The principals of organic wine are the same as for other organic farming, it's about how the grapes are grown, and then what else is added to the wine.

Organic grapes are grown without pesticides, fungicides, herbicides or artificial fertilisers.
A vineyard that is growing organic grapes is always full of nature - insects and birds, flowers and grass. Non-organic vineyards tend to be barren and quiet, with the exception of the vines themselves. 
 
In general, a large proportion of our everyday food is contaminated with pesticide. Over recent years, levels of pesticide residues in our food have been steadily increasing. Soft fruits, including grapes, are amongst the most heavily sprayed of crops. In a test conducted a couple of years ago over 91% of grapes tested were found to be contaminated. These pesticides stay in the fruit and are part of the wine that is drunk. 
 
There are many additives that winemakers put in their wines for various reasons. Some (like Mega Purple) are very contentious, others are known to be benign.

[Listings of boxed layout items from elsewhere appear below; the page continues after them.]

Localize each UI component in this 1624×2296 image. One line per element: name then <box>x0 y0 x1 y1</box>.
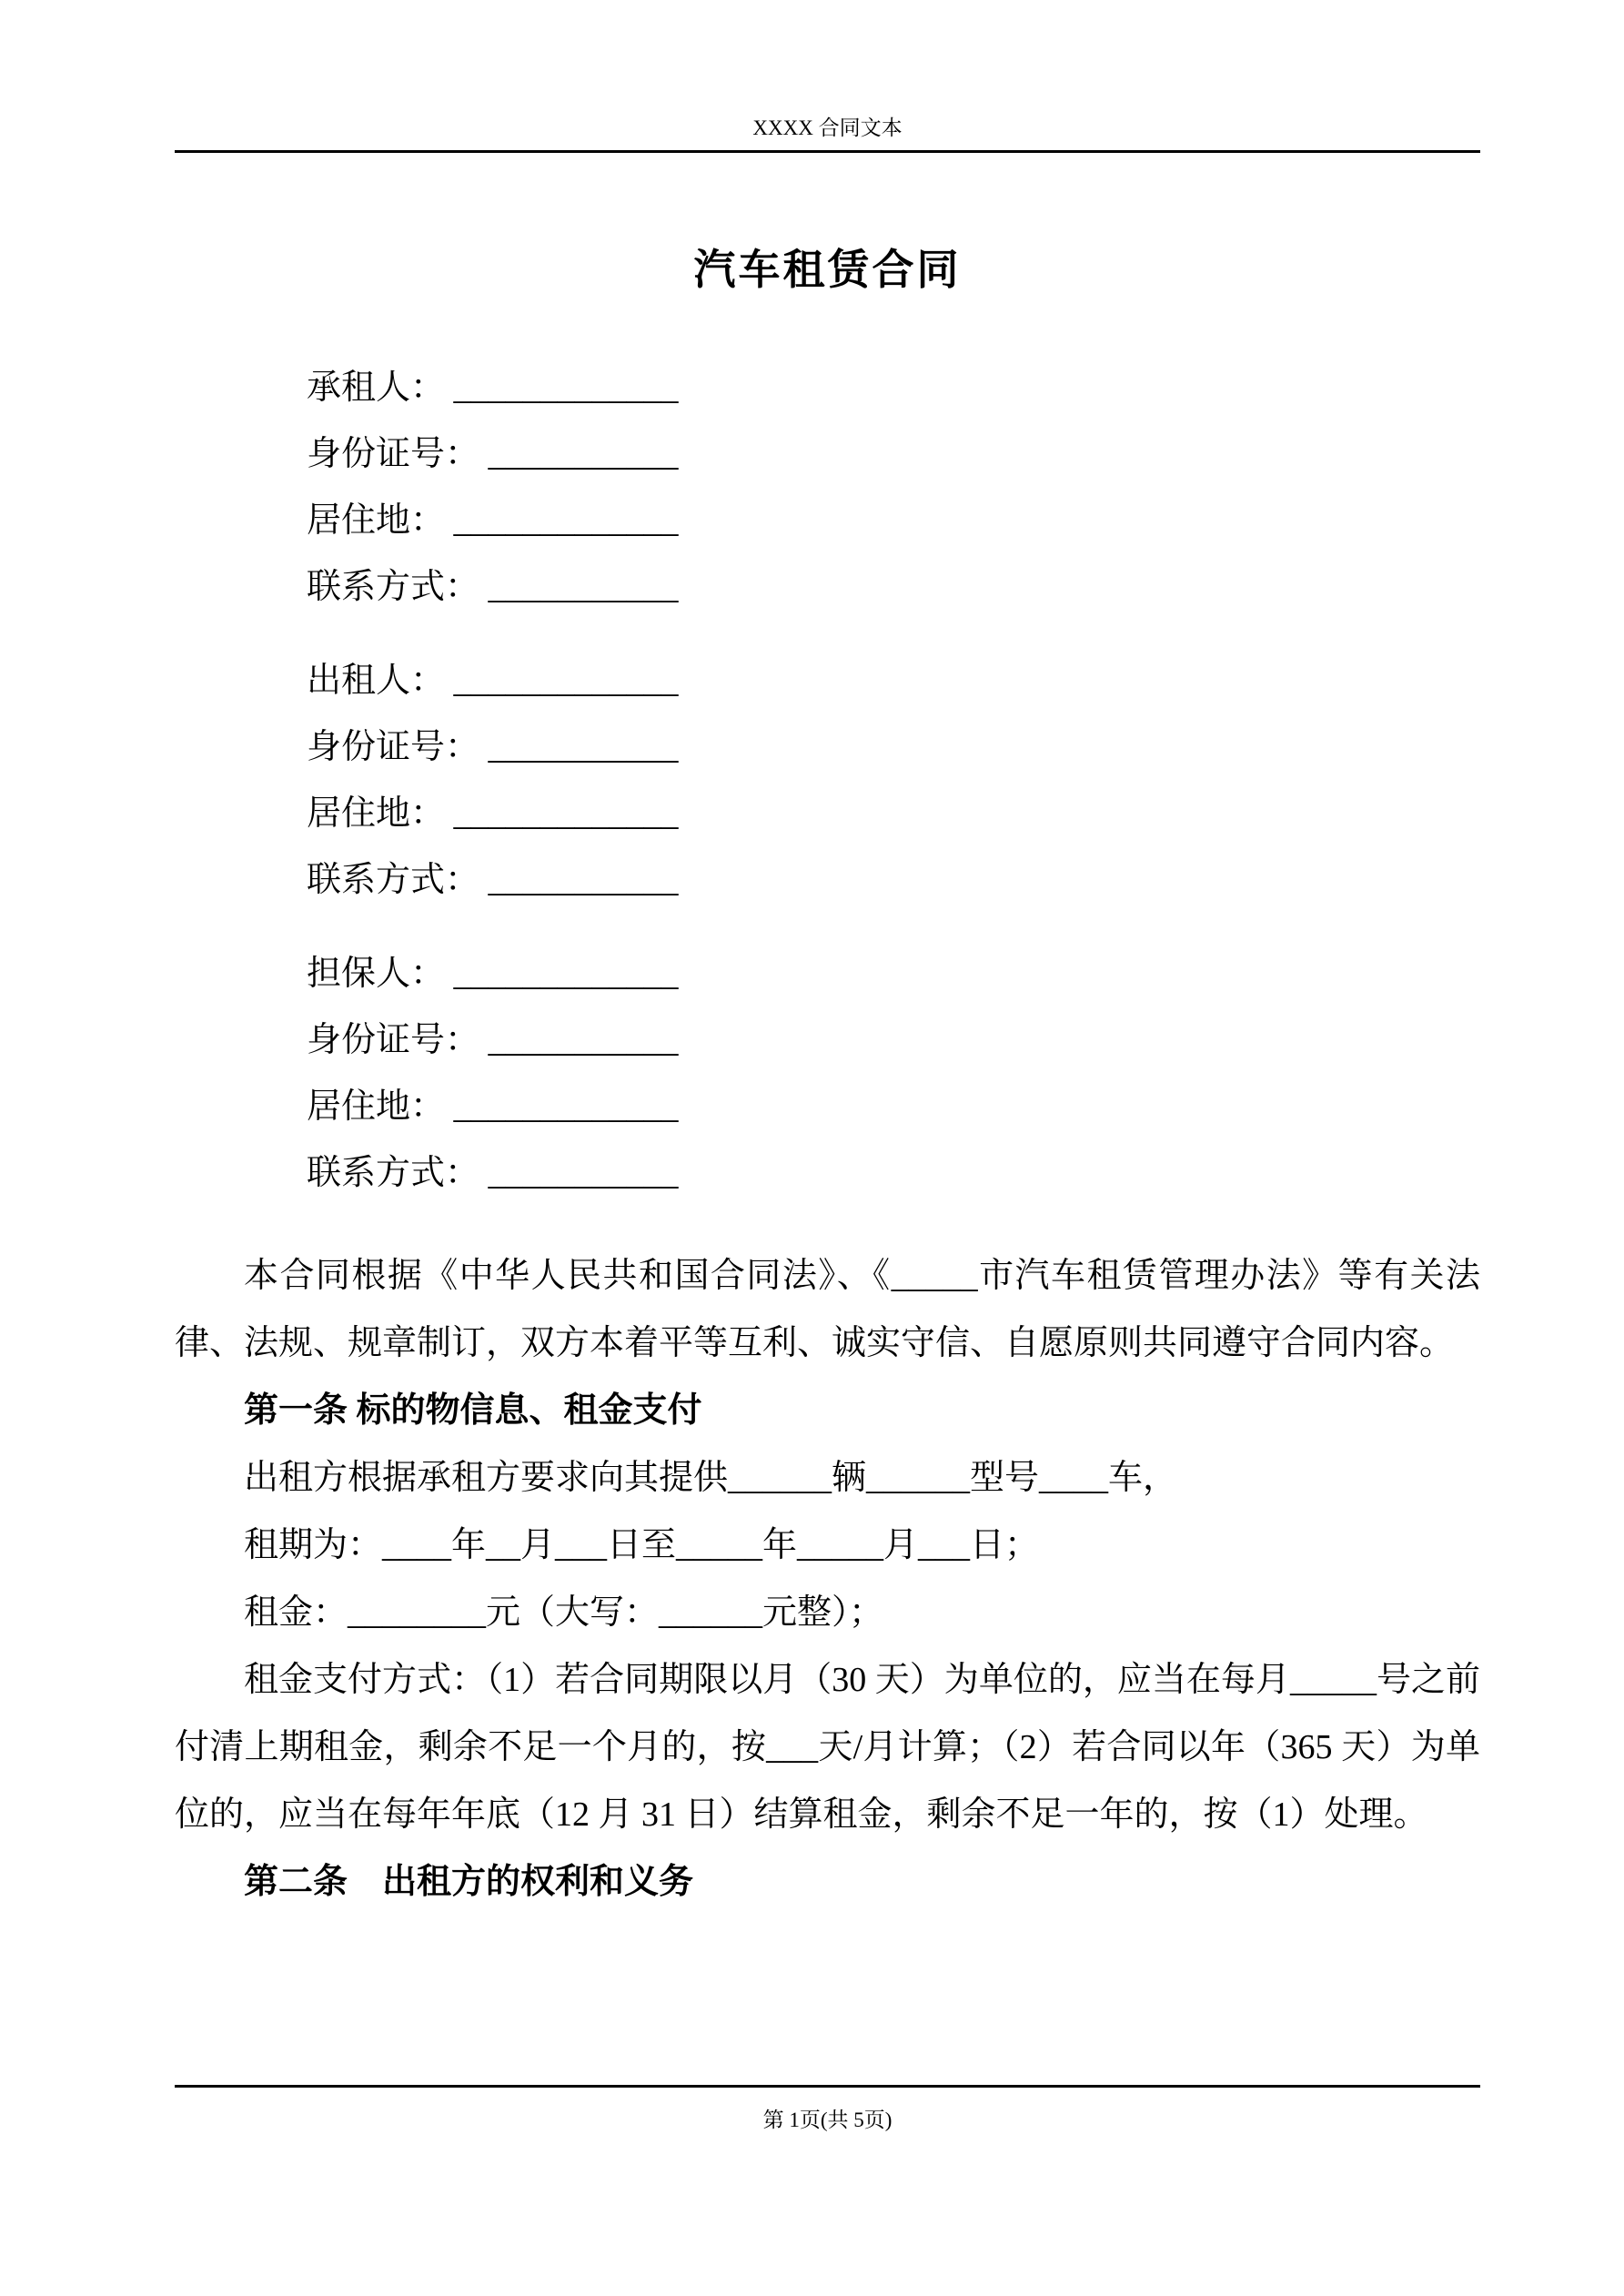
field-row <box>307 1074 1480 1140</box>
field-label: 出租人： <box>307 662 446 700</box>
field-label: 联系方式： <box>307 1154 480 1192</box>
intro-paragraph: 本合同根据《中华人民共和国合同法》、《_____市汽车租赁管理办法》等有关法律、法规、规章制订，双方本着平等互利、诚实守信、自愿原则共同遵守合同内容。 <box>175 1257 1480 1362</box>
field-blank-line: ___________ <box>479 435 679 473</box>
footer-rule <box>175 2085 1480 2088</box>
field-row <box>307 941 1480 1007</box>
field-blank-line: _____________ <box>445 794 679 833</box>
field-label: 居住地： <box>307 1087 446 1126</box>
field-row <box>307 488 1480 554</box>
document-header <box>175 0 1480 153</box>
header-text: XXXX 合同文本 <box>752 116 903 139</box>
field-blank-line: ___________ <box>479 728 679 766</box>
field-blank-line: ___________ <box>479 568 679 606</box>
field-row <box>307 1140 1480 1207</box>
field-label: 居住地： <box>307 501 446 540</box>
field-label: 联系方式： <box>307 861 480 899</box>
vehicle-clause-line: 出租方根据承租方要求向其提供______辆______型号____车， <box>244 1459 1178 1497</box>
field-label: 身份证号： <box>307 1021 480 1059</box>
field-blank-line: ___________ <box>479 1021 679 1059</box>
field-label: 担保人： <box>307 955 446 993</box>
page-footer <box>175 2085 1480 2133</box>
field-blank-line: _____________ <box>445 369 679 407</box>
field-row <box>307 781 1480 847</box>
field-blank-line: _____________ <box>445 1087 679 1126</box>
field-blank-line: _____________ <box>445 955 679 993</box>
field-label: 身份证号： <box>307 728 480 766</box>
rent-amount-line: 租金：________元（大写：______元整）； <box>244 1593 884 1632</box>
field-label: 承租人： <box>307 369 446 407</box>
field-row <box>307 714 1480 781</box>
article1-heading: 第一条 标的物信息、租金支付 <box>244 1391 702 1430</box>
article2-heading: 第二条 出租方的权利和义务 <box>244 1863 694 1901</box>
party-block-lessor <box>175 648 1480 914</box>
field-row <box>307 648 1480 714</box>
parties-section <box>175 355 1480 1207</box>
field-blank-line: _____________ <box>445 501 679 540</box>
field-blank-line: ___________ <box>479 1154 679 1192</box>
field-label: 身份证号： <box>307 435 480 473</box>
contract-body <box>175 1242 1480 1916</box>
field-row <box>307 847 1480 914</box>
field-label: 居住地： <box>307 794 446 833</box>
field-blank-line: ___________ <box>479 861 679 899</box>
document-title: 汽车租赁合同 <box>693 247 962 293</box>
field-row <box>307 421 1480 488</box>
field-row <box>307 554 1480 621</box>
rent-payment-paragraph: 租金支付方式：（1）若合同期限以月（30 天）为单位的，应当在每月_____号之前付清上期租金，剩余不足一个月的，按___天/月计算；（2）若合同以年（365 天）为单位的，应当在每年年底（12 月 31 日）结算租金，剩余不足一年的，按（1）处理。 <box>175 1661 1480 1834</box>
lease-term-line: 租期为：____年__月___日至_____年_____月___日； <box>244 1526 1040 1564</box>
field-label: 联系方式： <box>307 568 480 606</box>
party-block-guarantor <box>175 941 1480 1207</box>
party-block-lessee <box>175 355 1480 621</box>
page-number: 第 1页(共 5页) <box>762 2109 893 2131</box>
field-row <box>307 355 1480 421</box>
field-row <box>307 1007 1480 1074</box>
header-rule <box>175 150 1480 153</box>
field-blank-line: _____________ <box>445 662 679 700</box>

Organic labelling is different around the world, and there are different lists of 'allowed' additives. This is why organic wine doesn't necessarily mean it's vegetarian/vegan wine as well, for instance egg whites or animal enzymes can be added.
 
In the USA an organic wine means there can't be any added sulphur, only what's naturally in there already. But Europe sulphates are allowed as one of the additives. Confusing! Sulphur is used as a preservative, and therefore a lack of them means reduced shelf-life.
 
In conclusion then. drinking organic wine is definitely good for nature, and probably good for your overall health. They are also often delicious, and definitely worth seeking out.